Kepler has one prototype in orbit from a Chinese Long March 11 launch in January, a second planned for launch in November on an Indian PSLV, and a third under construction. The prototypes test communications between space and Earth for Internet of Things connectivity, though Kepler also plans to connect other satellites in space through the use of intersatellite links on its operational spacecraft.
LeoSat intended to launch two prototype satellites next year, but scrapped those plans to save costs, choosing instead to do tech validation on the ground with Thales Alenia Space and investor Sky Perfect Jsat of Japan.
The FCC’s approval triggers a regulatory deadline whereby the companies must place at least half their constellations in orbit within six years, and the full systems in nine. At the end of nine years, the FCC freezes approval at the number of satellites in use.
SpaceX, Telesat and Kepler all asked for leniency with the six-year rule, but were rebuffed by the FCC.
FCC Commissioner Jessica Rosenworcel said the constellations that advanced today are evidence of a major shift in space activities, since the number of approved satellites nearly equals the 8,126 objects that have been launched into space since Sputnik in 1957.
“Do the math: it adds up to a next generation space race,” she said. “New commercial models, players and technologies are all coming together and rapidly multiplying the range of satellite services.

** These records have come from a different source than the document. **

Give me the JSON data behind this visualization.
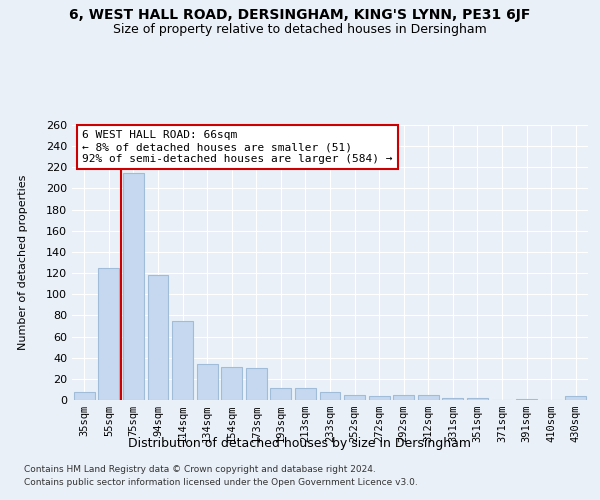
{
  "title1": "6, WEST HALL ROAD, DERSINGHAM, KING'S LYNN, PE31 6JF",
  "title2": "Size of property relative to detached houses in Dersingham",
  "xlabel": "Distribution of detached houses by size in Dersingham",
  "ylabel": "Number of detached properties",
  "categories": [
    "35sqm",
    "55sqm",
    "75sqm",
    "94sqm",
    "114sqm",
    "134sqm",
    "154sqm",
    "173sqm",
    "193sqm",
    "213sqm",
    "233sqm",
    "252sqm",
    "272sqm",
    "292sqm",
    "312sqm",
    "331sqm",
    "351sqm",
    "371sqm",
    "391sqm",
    "410sqm",
    "430sqm"
  ],
  "values": [
    8,
    125,
    215,
    118,
    75,
    34,
    31,
    30,
    11,
    11,
    8,
    5,
    4,
    5,
    5,
    2,
    2,
    0,
    1,
    0,
    4
  ],
  "bar_color": "#c5d8f0",
  "bar_edge_color": "#a0bcd8",
  "annotation_text": "6 WEST HALL ROAD: 66sqm\n← 8% of detached houses are smaller (51)\n92% of semi-detached houses are larger (584) →",
  "annotation_box_color": "#ffffff",
  "annotation_box_edge": "#cc0000",
  "vline_color": "#cc0000",
  "vline_x": 1.5,
  "footer1": "Contains HM Land Registry data © Crown copyright and database right 2024.",
  "footer2": "Contains public sector information licensed under the Open Government Licence v3.0.",
  "bg_color": "#eaf0f8",
  "plot_bg_color": "#eaf0f8",
  "title1_fontsize": 10,
  "title2_fontsize": 9,
  "ylim": [
    0,
    260
  ],
  "yticks": [
    0,
    20,
    40,
    60,
    80,
    100,
    120,
    140,
    160,
    180,
    200,
    220,
    240,
    260
  ]
}
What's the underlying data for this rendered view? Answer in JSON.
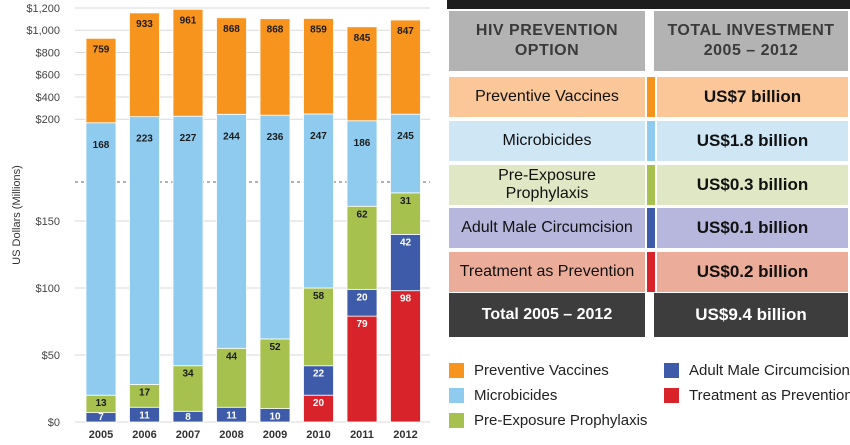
{
  "colors": {
    "vaccines": "#f7941e",
    "microbicides": "#8ecbef",
    "prep": "#a6c14e",
    "circumcision": "#3e5ba9",
    "treatment": "#d8232a",
    "table_vaccines": "#fbc799",
    "table_microbicides": "#cfe6f5",
    "table_prep": "#dfe7c4",
    "table_circumcision": "#b7b6dc",
    "table_treatment": "#ecac9a"
  },
  "chart_data": {
    "type": "bar",
    "stacked": true,
    "broken_axis": true,
    "ylabel": "US Dollars (Millions)",
    "categories": [
      "2005",
      "2006",
      "2007",
      "2008",
      "2009",
      "2010",
      "2011",
      "2012"
    ],
    "yticks_upper": [
      "$1,200",
      "$1,000",
      "$800",
      "$600",
      "$400",
      "$200"
    ],
    "yticks_lower": [
      "$150",
      "$100",
      "$50",
      "$0"
    ],
    "series": [
      {
        "name": "Adult Male Circumcision",
        "values": [
          7,
          11,
          8,
          11,
          10,
          0,
          0,
          0
        ]
      },
      {
        "name": "Treatment as Prevention",
        "values": [
          0,
          0,
          0,
          0,
          0,
          20,
          79,
          98
        ]
      },
      {
        "name": "Adult Male Circumcision",
        "values": [
          0,
          0,
          0,
          0,
          0,
          22,
          20,
          42
        ]
      },
      {
        "name": "Pre-Exposure Prophylaxis",
        "values": [
          13,
          17,
          34,
          44,
          52,
          58,
          62,
          31
        ]
      },
      {
        "name": "Microbicides",
        "values": [
          168,
          223,
          227,
          244,
          236,
          247,
          186,
          245
        ]
      },
      {
        "name": "Preventive Vaccines",
        "values": [
          759,
          933,
          961,
          868,
          868,
          859,
          845,
          847
        ]
      }
    ],
    "labels": {
      "circ_early": [
        "7",
        "11",
        "8",
        "11",
        "10",
        "",
        "",
        ""
      ],
      "treatment": [
        "",
        "",
        "",
        "",
        "",
        "20",
        "79",
        "98"
      ],
      "circ_late": [
        "",
        "",
        "",
        "",
        "",
        "22",
        "20",
        "42"
      ],
      "prep": [
        "13",
        "17",
        "34",
        "44",
        "52",
        "58",
        "62",
        "31"
      ],
      "microbicides": [
        "168",
        "223",
        "227",
        "244",
        "236",
        "247",
        "186",
        "245"
      ],
      "vaccines": [
        "759",
        "933",
        "961",
        "868",
        "868",
        "859",
        "845",
        "847"
      ]
    }
  },
  "table": {
    "header_option": "HIV PREVENTION OPTION",
    "header_investment": "TOTAL INVESTMENT 2005 – 2012",
    "rows": [
      {
        "option": "Preventive Vaccines",
        "value": "US$7 billion"
      },
      {
        "option": "Microbicides",
        "value": "US$1.8 billion"
      },
      {
        "option": "Pre-Exposure Prophylaxis",
        "value": "US$0.3 billion"
      },
      {
        "option": "Adult Male Circumcision",
        "value": "US$0.1 billion"
      },
      {
        "option": "Treatment as Prevention",
        "value": "US$0.2 billion"
      }
    ],
    "total": {
      "option": "Total 2005 – 2012",
      "value": "US$9.4 billion"
    }
  },
  "legend": {
    "vaccines": "Preventive Vaccines",
    "microbicides": "Microbicides",
    "prep": "Pre-Exposure Prophylaxis",
    "circumcision": "Adult Male Circumcision",
    "treatment": "Treatment as Prevention",
    "treatment_mark": "*"
  }
}
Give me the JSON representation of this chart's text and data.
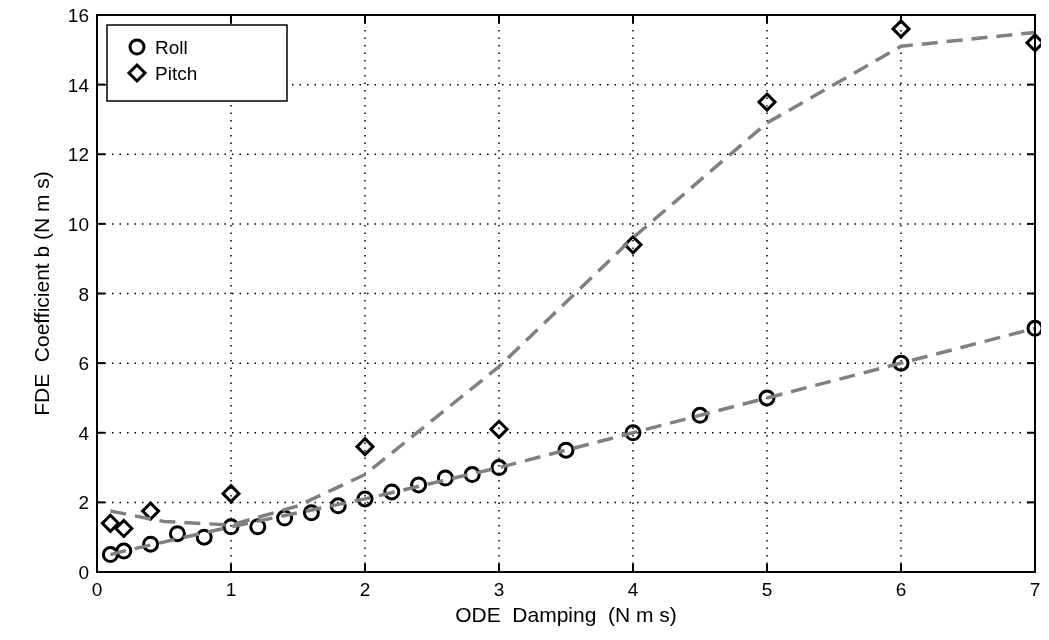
{
  "chart_data": {
    "type": "scatter",
    "xlabel": "ODE  Damping  (N m s)",
    "ylabel": "FDE  Coefficient b (N m s)",
    "xlim": [
      0,
      7
    ],
    "ylim": [
      0,
      16
    ],
    "xticks": [
      0,
      1,
      2,
      3,
      4,
      5,
      6,
      7
    ],
    "yticks": [
      0,
      2,
      4,
      6,
      8,
      10,
      12,
      14,
      16
    ],
    "grid": true,
    "legend": "top left",
    "series": [
      {
        "name": "Roll",
        "marker": "circle",
        "color": "#000000",
        "x": [
          0.1,
          0.2,
          0.4,
          0.6,
          0.8,
          1.0,
          1.2,
          1.4,
          1.6,
          1.8,
          2.0,
          2.2,
          2.4,
          2.6,
          2.8,
          3.0,
          3.5,
          4.0,
          4.5,
          5.0,
          6.0,
          7.0
        ],
        "values": [
          0.5,
          0.6,
          0.8,
          1.1,
          1.0,
          1.3,
          1.3,
          1.55,
          1.7,
          1.9,
          2.1,
          2.3,
          2.5,
          2.7,
          2.8,
          3.0,
          3.5,
          4.0,
          4.5,
          5.0,
          6.0,
          7.0
        ]
      },
      {
        "name": "Pitch",
        "marker": "diamond",
        "color": "#000000",
        "x": [
          0.1,
          0.2,
          0.4,
          1.0,
          2.0,
          3.0,
          4.0,
          5.0,
          6.0,
          7.0
        ],
        "values": [
          1.4,
          1.25,
          1.75,
          2.25,
          3.6,
          4.1,
          9.4,
          13.5,
          15.6,
          15.2
        ]
      },
      {
        "type": "line",
        "line_style": "dashed",
        "color": "#808080",
        "x": [
          0.1,
          0.2,
          1.0,
          2.0,
          3.0,
          4.0,
          5.0,
          6.0,
          7.0
        ],
        "values": [
          0.5,
          0.6,
          1.3,
          2.1,
          3.0,
          4.0,
          5.0,
          6.0,
          7.0
        ]
      },
      {
        "type": "line",
        "line_style": "dashed",
        "color": "#808080",
        "x": [
          0.1,
          0.5,
          1.0,
          1.5,
          2.0,
          3.0,
          4.0,
          5.0,
          6.0,
          7.0
        ],
        "values": [
          1.75,
          1.45,
          1.35,
          1.9,
          2.8,
          5.9,
          9.6,
          12.9,
          15.1,
          15.5
        ]
      }
    ]
  }
}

With these new services come all kinds of opportunities.”
FCC Commissioner Brendan Carr cautioned that how successful the new constellations will be is not up to the FCC.
“We let these four companies move forward, and allow the market decide their success,” he said. “For my part, I’m excited to see what services these companies will offer, and I’m glad we are clearing the way for more choices and more connections for Americans regardless of where they live.”
Commissioners Rosenworcel and Michael O’Rielly cautioned that more work remains to be done on orbital debris concerns given the large number of satellites planned to launch within the next decade, but said approving the four constellations was important to do now regardless.
“While there are still issues to be explored, including communications with [Earth stations in motion] and orbital debris, and policy calls that we may not have gotten quite right, such as how we handle in-line interference, the commission continues to take necessary steps to allow investment and future deployment of these ambitious projects,” O’Rielly said.